1) What I want to capture is the fans of a celebrity on Instagram
2) The Instagram PC site uses a lot of js rendering
3) I have never written a crawler, and the boss will need the data tomorrow
I am currently using BeautifulSoup
, selenium
and phantomjs
The code demo is probably
driver = webdriver.PhantomJS(self.browser)
driver.get(self.url)
driver.implicitly_wait(3)
element = driver.find_element_by_class_name("_s53mj")
element.click()
html = driver.page_source
soup = BeautifulSoup(html)
The problem is:
1) I don’t know whether the click is executed successfully, whether the click element is correct, the driver seems to have no return value for my reference
2) Even if the click is successful, does it only call What should I do if the click() method in js is not triggered?

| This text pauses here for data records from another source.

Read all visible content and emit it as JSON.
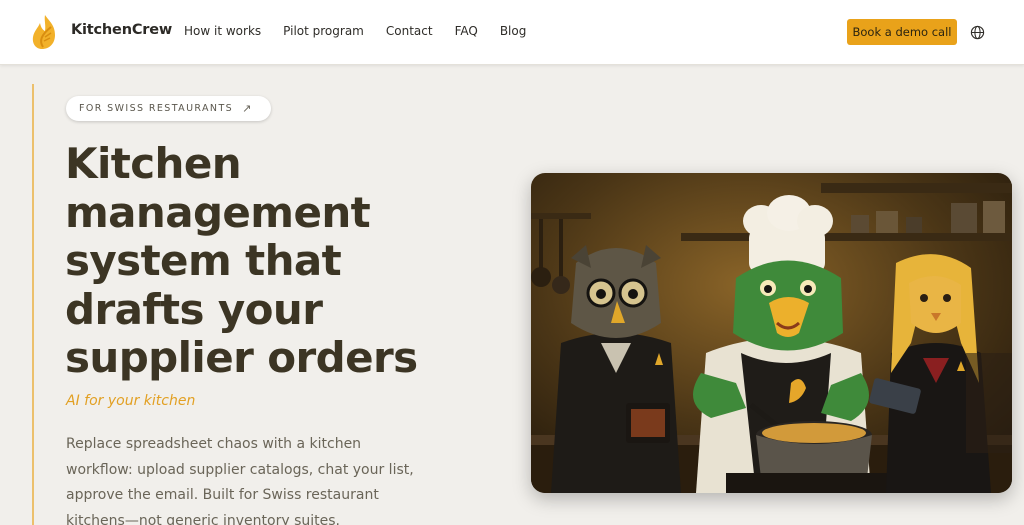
{
  "header": {
    "brand": "KitchenCrew",
    "nav": [
      "How it works",
      "Pilot program",
      "Contact",
      "FAQ",
      "Blog"
    ],
    "cta_label": "Book a demo call"
  },
  "hero": {
    "tag": "FOR SWISS RESTAURANTS",
    "title_lines": [
      "Kitchen",
      "management",
      "system that",
      "drafts your",
      "supplier orders"
    ],
    "subheading": "AI for your kitchen",
    "description_lines": [
      "Replace spreadsheet chaos with a kitchen",
      "workflow: upload supplier catalogs, chat your list,",
      "approve the email. Built for Swiss restaurant",
      "kitchens—not generic inventory suites."
    ]
  },
  "colors": {
    "accent": "#e9a21a",
    "title": "#3c3524",
    "background": "#f1efeb"
  }
}
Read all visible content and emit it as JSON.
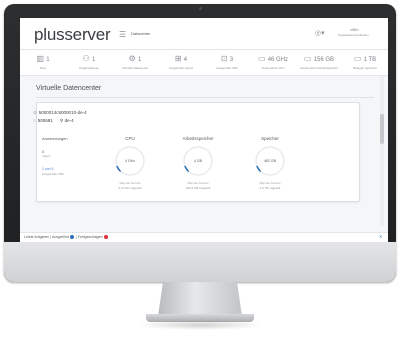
{
  "header": {
    "logo": "plusserver",
    "menu_icon": "hamburger-icon",
    "section": "Datacenter",
    "user_icon": "user-icon",
    "user_id": "&lt;ID&gt;",
    "user_sub": "Organisationseinheiten ·"
  },
  "stats": [
    {
      "value": "1",
      "label": "Sites",
      "icon": "building-icon",
      "glyph": "▥"
    },
    {
      "value": "1",
      "label": "Organisationen",
      "icon": "users-icon",
      "glyph": "⚇"
    },
    {
      "value": "1",
      "label": "Virtuelle Datacenter",
      "icon": "network-icon",
      "glyph": "⚙"
    },
    {
      "value": "4",
      "label": "Ausgerollte vApps",
      "icon": "grid-icon",
      "glyph": "⊞"
    },
    {
      "value": "3",
      "label": "Ausgerollte VMs",
      "icon": "vm-icon",
      "glyph": "⊡"
    },
    {
      "value": "46 GHz",
      "label": "Verwendete CPU",
      "icon": "cpu-icon",
      "glyph": "▭"
    },
    {
      "value": "156 GB",
      "label": "Verwendeter Arbeitsspeicher",
      "icon": "memory-icon",
      "glyph": "▭"
    },
    {
      "value": "1 TB",
      "label": "Belegter Speicher",
      "icon": "storage-icon",
      "glyph": "▭"
    }
  ],
  "main": {
    "title": "Virtuelle Datencenter",
    "card": {
      "id": "5000014c5000010-de-4",
      "line2_id": "500691",
      "line2_tag": "de-4",
      "apps": {
        "title": "Anwendungen",
        "count": "0",
        "count_label": "vApps",
        "link": "1 von 3",
        "link_sub": "Ausgerollte VMs"
      },
      "metrics": [
        {
          "title": "CPU",
          "value": "4 GHz",
          "sub1": "Pay-As-You-Go",
          "sub2": "0.0 GHz zugeteilt",
          "fraction": 0.06,
          "color": "#2f6db5"
        },
        {
          "title": "Arbeitsspeicher",
          "value": "4 GB",
          "sub1": "Pay-As-You-Go",
          "sub2": "100.0 GB zugeteilt",
          "fraction": 0.06,
          "color": "#2f6db5"
        },
        {
          "title": "Speicher",
          "value": "482 GB",
          "sub1": "Pay-As-You-Go",
          "sub2": "4.0 TB zugeteilt",
          "fraction": 0.06,
          "color": "#2f6db5"
        }
      ]
    }
  },
  "statusbar": {
    "text1": "Letzte Aufgaben",
    "text2": "Ausgeführt",
    "text3": "Fehlgeschlagen",
    "dot1_color": "#2f6db5",
    "dot2_color": "#e0303b",
    "close_icon": "close-icon"
  }
}
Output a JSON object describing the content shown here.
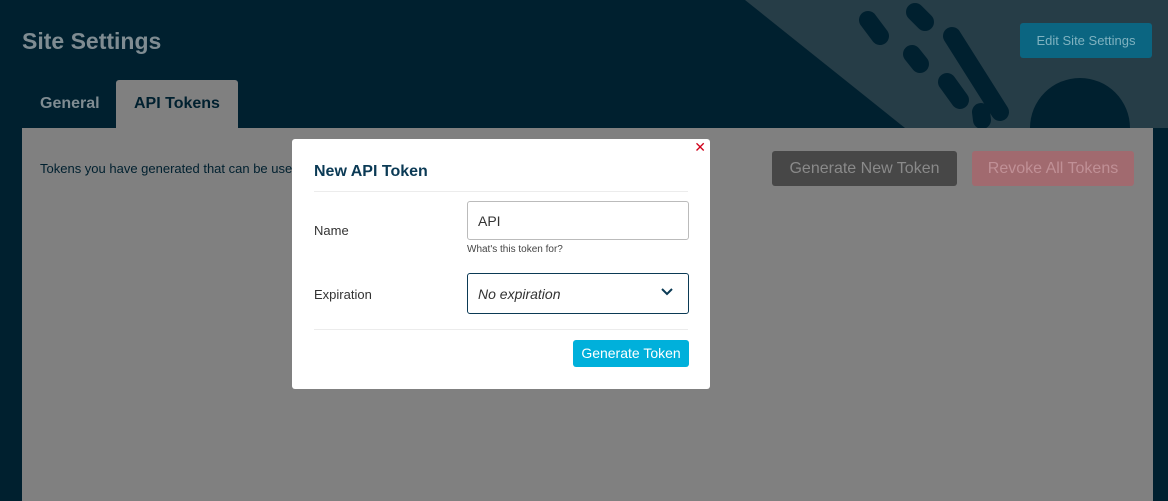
{
  "header": {
    "title": "Site Settings",
    "edit_button": "Edit Site Settings"
  },
  "tabs": [
    {
      "label": "General"
    },
    {
      "label": "API Tokens",
      "active": true
    }
  ],
  "panel": {
    "description": "Tokens you have generated that can be used",
    "generate_new_button": "Generate New Token",
    "revoke_all_button": "Revoke All Tokens"
  },
  "modal": {
    "title": "New API Token",
    "close_icon": "close-x",
    "name_label": "Name",
    "name_value": "API",
    "name_hint": "What's this token for?",
    "expiration_label": "Expiration",
    "expiration_value": "No expiration",
    "submit_button": "Generate Token"
  },
  "colors": {
    "accent": "#00b0db",
    "close": "#d0021b",
    "title": "#0b3a55"
  }
}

3) I don’t know whether to render page_source
first or click
first. Assume that the click execution is successful. , will it not be returned to the source?
Ah, thank you all reptile bosses
我想大声告诉你2017-06-28 09:24:20
What do you mean? I am puzzled. . .
Selenium automation, click can imitate user clicks, just like you click on the page yourself, everything is done in the virtual browser driver.
Look at your business logic. . . For example, some data needs to be clicked to obtain, so click first and then get the source code.